A felicidade e a prosperidade nem sempre são as melhores companhias para mortais pouco desenvolvidos como a maior parte de nós; elas raramente trazem consigo a paz, que é o único contentamento permanente. A noção de paz é geralmente conectada com o fim da vida e um estado de consciência religiosa. Esse tipo de paz, porém, geralmente traz consigo o elemento da expectativa. Os prazeres deste mundo foram subjugados e a alma aguarda alegremente com a expectativa dos prazeres da próxima vida. A paz da mente filosófica é muito diferente e pode ser alcançada cedo na vida, quando os seus prazeres mal foram experimentados, bem como quando já foram completamente bebidos. Os transcendentalistas americanos descobriram que a vida poderia se tornar sublime sem auxílio sequer de circunstâncias ou fontes de prazer e prosperidade. É claro que isso já foi descoberto muitas vezes antes, e Emerson apenas assumiu novamente a súplica de Epiteto. Mas toda pessoa deve descobrir esse fato novamente por si mesma, e uma vez tendo compreendido isto, ela sabe que será miserável caso não se esforce em tornar tal possibilidade em realidade na sua própria vida.

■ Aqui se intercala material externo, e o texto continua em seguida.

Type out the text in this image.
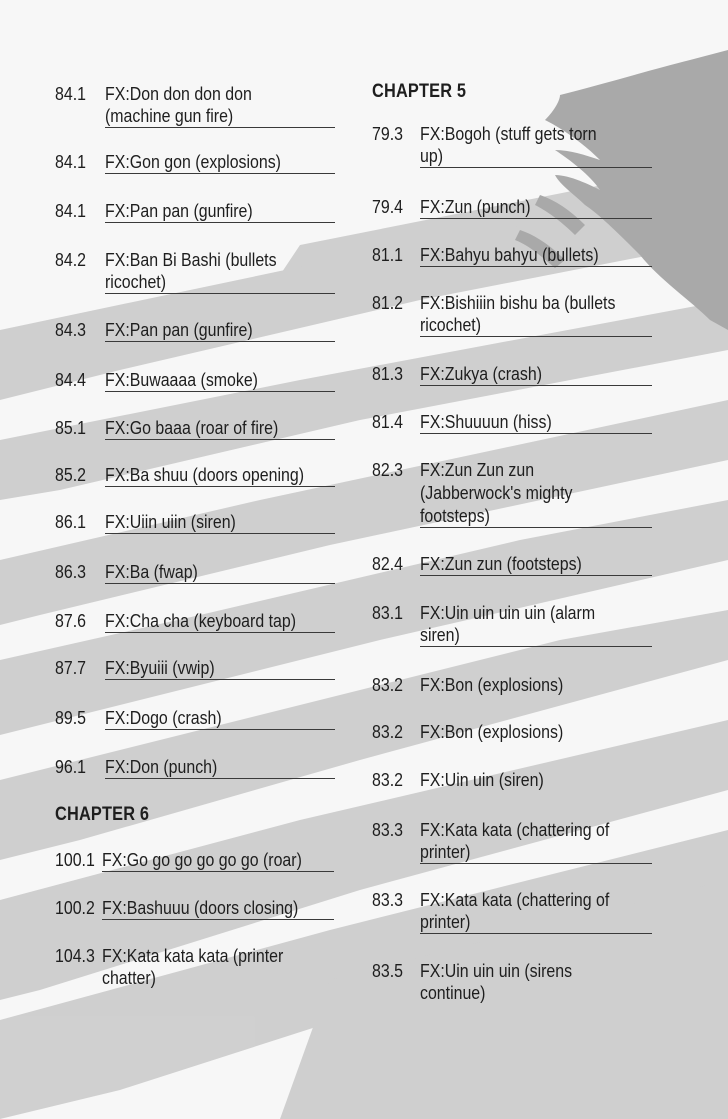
84.1 FX:Don don don don
(machine gun fire)
84.1 FX:Gon gon (explosions)
84.1 FX:Pan pan (gunfire)
84.2 FX:Ban Bi Bashi (bullets
ricochet)
84.3 FX:Pan pan (gunfire)
84.4 FX:Buwaaaa (smoke)
85.1 FX:Go baaa (roar of fire)
85.2 FX:Ba shuu (doors opening)
86.1 FX:Uiin uiin (siren)
86.3 FX:Ba (fwap)
87.6 FX:Cha cha (keyboard tap)
87.7 FX:Byuiii (vwip)
89.5 FX:Dogo (crash)
96.1 FX:Don (punch)
CHAPTER 6
100.1 FX:Go go go go go go (roar)
100.2 FX:Bashuuu (doors closing)
104.3 FX:Kata kata kata (printer
chatter)
CHAPTER 5
79.3 FX:Bogoh (stuff gets torn
up)
79.4 FX:Zun (punch)
81.1 FX:Bahyu bahyu (bullets)
81.2 FX:Bishiiin bishu ba (bullets
ricochet)
81.3 FX:Zukya (crash)
81.4 FX:Shuuuun (hiss)
82.3 FX:Zun Zun zun
(Jabberwock's mighty
footsteps)
82.4 FX:Zun zun (footsteps)
83.1 FX:Uin uin uin uin (alarm
siren)
83.2 FX:Bon (explosions)
83.2 FX:Bon (explosions)
83.2 FX:Uin uin (siren)
83.3 FX:Kata kata (chattering of
printer)
83.3 FX:Kata kata (chattering of
printer)
83.5 FX:Uin uin uin (sirens
continue)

O estoico se tornou sublime porque reconheceu a sua própria responsabilidade absoluta e não tentou fugir dela; o transcendentalista ainda mais, pois tinha fé nas possibilidades desconhecidas e não testadas dentro de si. O ocultista reconhece plenamente a responsabilidade e reivindica o seu título após ter testado e adquirido o conhecimento de suas próprias possibilidades. O teosofista que tem seriedade vê sua responsabilidade e esforços para encontrar o conhecimento, vivendo, nesse ínterim, de acordo com os padrões mais elevados de que tem consciência. A todos eles, Lúcifer os saúda! A vida do Homem está em suas próprias mãos, o seu destino pertence a si mesmo. Então, por que 1888 não deveria ser um ano de desenvolvimento espiritual maior do que todos em que vivemos anteriormente? Depende de nós mesmos para assim fazê-lo. Esse é um fato real, não um sentimento religioso.
Num jardim de girassóis, cada flor se volta para a luz. Por que não fazemos o mesmo? Que ninguém imagine se tratar de mero capricho dar importância ao nascimento do ano. A terra passa por suas fases definidas e o ser humano com ela; e se um dia pode ser colorido, um ano também pode. A vida astral da terra é jovem e forte entre o Natal e a Páscoa. Aqueles que formularem seus desejos agora terão força extra para realizá-los com diligência.
[Artigo originalmente publicado na revista Lucifer, Vol. I, No. 5, Janeiro de 1888, pp.
337-338. Traduzido por Bruno Carlucci em dezembro de 2017. Revisado em dezembro de 2019].